Tom Giles’ attempt – on The Spectator’s Coffee House
blog – to impugn CAMERA’s video documenting the BBC’s violations of its Editorial Guidelines is an example of the illogical and desperate flailing with which the BBC has
consistently approached reasoned arguments about Panorama’s “A Walk in the Park”, a flagrantly biased documentary about Jerusalem.
Mr. Giles’s complaint relies in part on his assertion, with ominous undertones, that CAMERA’s brief video “re-edited” the Panorama documentary and shows only excerpts from
the programme.
Of course, it’s obvious that a 15-minute video meant to draw attention to journalistic malpractice in a 30-minute documentary, and to highlight the BBC’s inadequate defence of its
programme, by necessity must rely on excerpts and montages. Indeed, the video also selectively excerpts examples from CAMERA’s complaint, omitting, for the sake of brevity, other instances of
the documentary’s violation of the Editorial Guidelines.

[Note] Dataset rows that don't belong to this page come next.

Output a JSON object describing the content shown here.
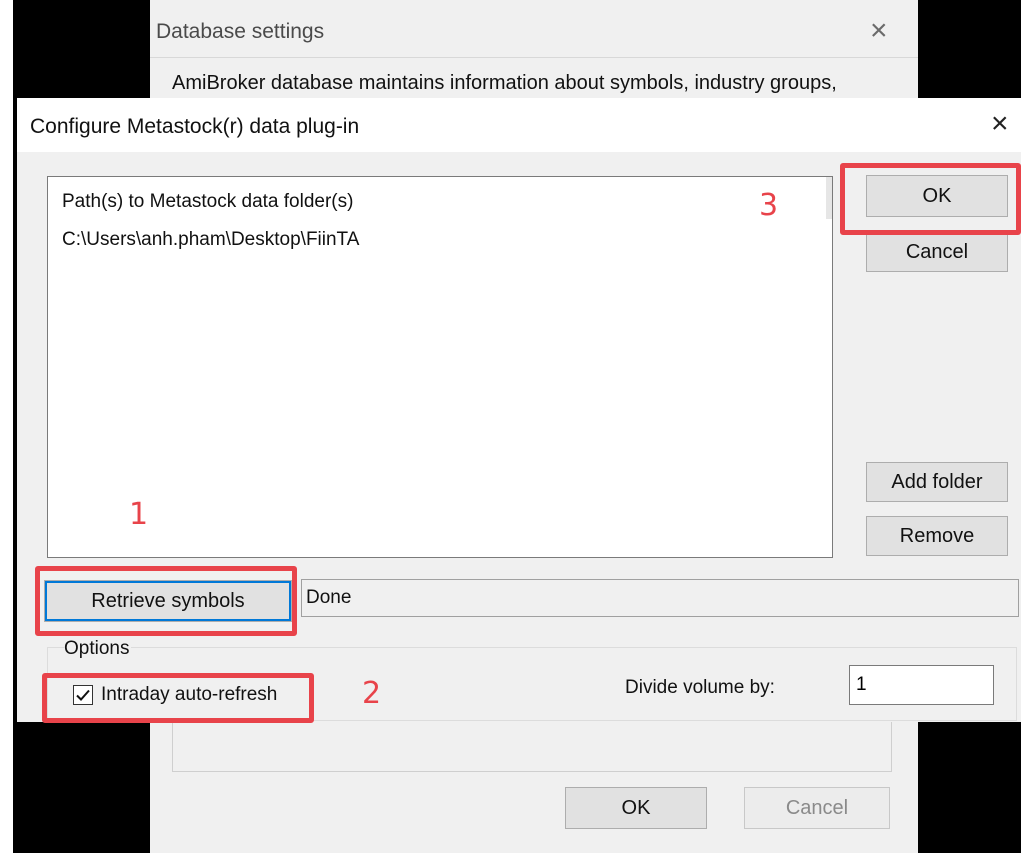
{
  "background_dialog": {
    "title": "Database settings",
    "description": "AmiBroker database maintains information about symbols, industry groups,",
    "ok_label": "OK",
    "cancel_label": "Cancel",
    "close_glyph": "×"
  },
  "dialog": {
    "title": "Configure Metastock(r) data plug-in",
    "close_glyph": "×",
    "paths_list": {
      "items": [
        "Path(s) to Metastock data folder(s)",
        "C:\\Users\\anh.pham\\Desktop\\FiinTA"
      ]
    },
    "buttons": {
      "ok": "OK",
      "cancel": "Cancel",
      "add_folder": "Add folder",
      "remove": "Remove",
      "retrieve_symbols": "Retrieve symbols"
    },
    "status_text": "Done",
    "options": {
      "group_label": "Options",
      "intraday_auto_refresh": {
        "label": "Intraday auto-refresh",
        "checked": true
      },
      "divide_volume": {
        "label": "Divide volume by:",
        "value": "1"
      }
    }
  },
  "annotations": {
    "step_1": "1",
    "step_2": "2",
    "step_3": "3",
    "color": "#e8434a"
  },
  "icons": {
    "close": "close-icon",
    "check": "checkmark-icon"
  }
}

Readers should take note that, importantly, Mr. Giles does not directly refute even one of the points we made in the video, evidently seeking instead to distract readers with incoherent and
incongruous commentary. He says nothing about BBC’s out-of-context statistics. There is not a word of explanation for why the BBC twice relayed unsubstantiated and false accusations that
Jerusalem is being ethnically cleansed of Arabs when, in fact, the city’s Arab population is growing faster than its Jewish population. Nor does he attempt to explain why the BBC does not
refer to acts of Palestinian terrorism even while it charges Jews with acts of violence.
Instead, the Panorama editor wrongly claims that our video “gives a very different impression of the film than that broadcast”. On the contrary: the montages and clips in our video were
meant to provide viewers a cross-section of the programme’s highly partisan treatment of controversies in Jerusalem.